The big problem when it comes to dieting and weight-loss is that we focus so much of our attention on the foods that we can’t have. The second you start a new diet and begin to closely scrutinize the types and quantities of foods you eat our brains trigger us into an emotion of regret. Our “fear of missing out” or FOMO kicks in, and we start to obsess about what we are being denied. We don’t think about how good we are going to feel about ourselves after we reach our weight-loss goal.
What happens next is the bane of all weight-loss efforts; we start to crave foods that we used to eat, especially if they were unhealthy for us. And all that work that we put in can be quickly negated, when we succumb to our cravings and indulge in a binge or a ‘cheat day’. And boy are we sorry when we climb on the scale again on Monday morning right?
There are some types of foods and snacks that are very flavorful, satisfying and which are actually healthy.
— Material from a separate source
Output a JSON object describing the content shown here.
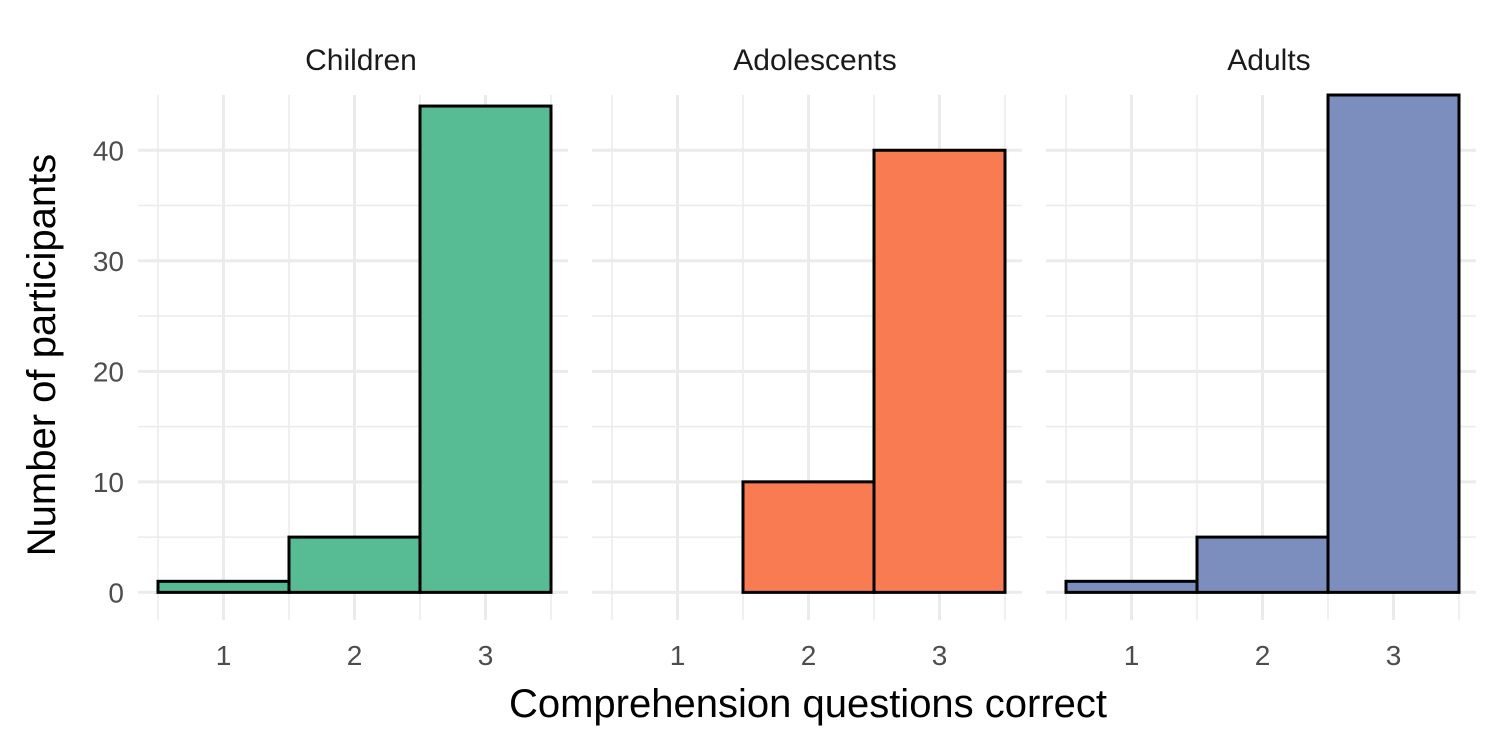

Almonds are healthy for you, but do you know why? They contain high levels of vitamin E, copper, magnesium, healthy unsaturated fatty acids, and bioactive molecules, which may help reduce the risk of developing cardiovascular diseases. They are also a high source of dietary proteins. Choose raw almonds (rather than dried, salted or flavored versions), and make sure you have a resealable bag at home, at work or while you are on the go, for a quick snack
This refreshing fruit is full of natural antioxidants and beneficial nutrients, including vitamin C, beta-carotene, vitamin E and lutein, which helps reduce the oxidizing cellular damage created by free radicals. To get the most benefit out of your watermelon, avoid juicing it, but you can grill it for a healthy dessert (top it with low-fat yogurt) or eat it raw. It’s one of the healthiest lower carbohydrate fruits you can snack on, and it helps keep your body hydrated too.
3. Whole Eggs
Are eggs good or bad for us? No one can really answer the question, as recent clinical studies have contributed to the restrictions on eggs being relaxed somewhat, by the American Food Guide. But conflicting research in recent years from Northwestern University’s Feinberg School of Medicine to Harvard Health, and the latest study that links the cholesterol in eggs to increased risk of CVD (cardiovascular disease) does nothing to clarify the question: “are eggs bad for us?”
Moderation is key. Should we eat 3-4 eggs every day? Health experts agree that it’s not a good idea. But you can have a few hardboiled eggs in the refrigerator, as a quick and delicious alternative to other unhealthy snack options.
In the past three years, cauliflower has become something of a low-carb rock star of the diet world. That’s because this vegetable can be cooked in so many delicious ways, that closely mimic starchy foods like rice or mashed potatoes. With a little bit of butter, cooked and mashed cauliflower tastes so good, you won’t miss potatoes at all! If you have a food processor, you can also create cauliflower rice, which is finely diced raw cauliflower, and it can be used in many ways, from imitation ‘fried rice’ recipes with chicken or to add density to your favorite broth soup (instead of noodles). You can also slice cauliflower into steaks, add some of your favorite seasonings and grill it up for a guilt-free snack!
These nutritionally balanced foods are the ultimate binge-worthy snacks because you don’t have to feel guilty about eating them. In moderation, they will not sabotage your efforts, and you can enjoy the satisfaction without regret.